Появление короля в гостиной сопровождалось бурной овацией. Глава государства улыбался и кивал, величаво сбросил плащ на руки Эннкетина, который приблизился к нему на полусогнутых ногах: он и мечтать не мог, что в первый же подготовленный им приём он будет принимать плащ самого правителя Альтерии.
— Это ваш дворецкий? — спросил король, кивнув на него.
— Да, ваше величество, — ответил лорд Дитмар. — Его зовут Эннкетин.
— По виду он славный малый, — сказал король.
У бедного Эннкетина сердце зашлось в груди: сам король сказал о нём, что он «славный малый»!
— Так и есть, ваше величество, — улыбнулся лорд Дитмар. — Эннкетин очень толковый и расторопный парень.
— Тогда, может быть, этот расторопный парень принесёт мне бокал куоршевого сока со льдом? — сказал король. — У меня что-то в горле пересохло.
— Сию секунду, ваше величество, — прохрипел Эннкетин, бросаясь исполнять королевскую просьбу.
Эннкетин не чуял под собой ног, когда бежал к столу.

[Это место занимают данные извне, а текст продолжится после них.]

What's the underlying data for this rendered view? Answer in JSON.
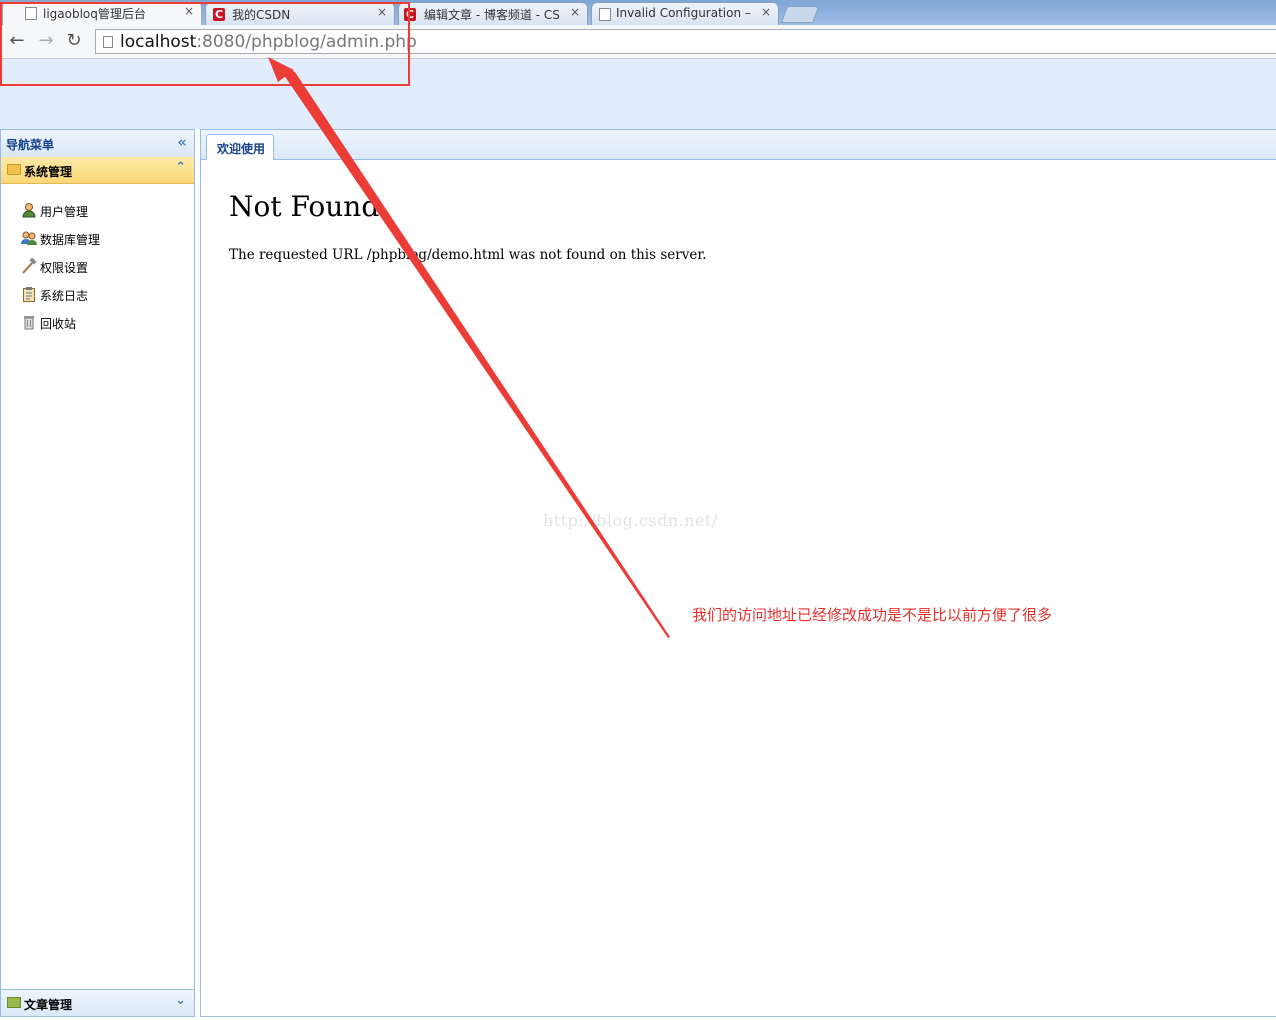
{
  "browser": {
    "tabs": [
      {
        "title": "ligaobloq管理后台",
        "icon": "page-icon",
        "active": true
      },
      {
        "title": "我的CSDN",
        "icon": "csdn-icon",
        "active": false
      },
      {
        "title": "编辑文章 - 博客频道 - CS",
        "icon": "csdn-icon",
        "active": false
      },
      {
        "title": "Invalid Configuration – ",
        "icon": "page-icon",
        "active": false
      }
    ],
    "close_glyph": "×",
    "csdn_letter": "C",
    "url_host": "localhost",
    "url_rest": ":8080/phpblog/admin.php"
  },
  "sidebar": {
    "title": "导航菜单",
    "group_open": {
      "label": "系统管理",
      "icon": "folder-icon"
    },
    "items": [
      {
        "label": "用户管理",
        "icon": "user-icon"
      },
      {
        "label": "数据库管理",
        "icon": "database-users-icon"
      },
      {
        "label": "权限设置",
        "icon": "hammer-icon"
      },
      {
        "label": "系统日志",
        "icon": "clipboard-icon"
      },
      {
        "label": "回收站",
        "icon": "trash-icon"
      }
    ],
    "group_closed": {
      "label": "文章管理",
      "icon": "book-icon"
    }
  },
  "main": {
    "tab_label": "欢迎使用",
    "error_title": "Not Found",
    "error_message": "The requested URL /phpblog/demo.html was not found on this server."
  },
  "overlay": {
    "watermark": "http://blog.csdn.net/",
    "annotation": "我们的访问地址已经修改成功是不是比以前方便了很多",
    "annotation_color": "#e8302c"
  }
}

Когда он наливал сок в бокал, у него тряслись руки, и он к своему ужасу уронил несколько капель на скатерть, а бросая кубики колотого льда, не с первого раза попал в бокал. Когда же он наконец поднял поднос с бокалом, у него — кошмар! — всё ещё тряслись руки. И не просто тряслись, а ходили ходуном, так что бокал на подносе подвергался опасности быть опрокинутым прямо на монаршую особу. От этой мысли Эннкетин обмер. Что делать? Он всё же понёс бокал на подносе королю, слабея с каждой секундой всё больше. Вдруг поднос в его руках перестал колыхаться: за его края взялись изящные ручки Джима.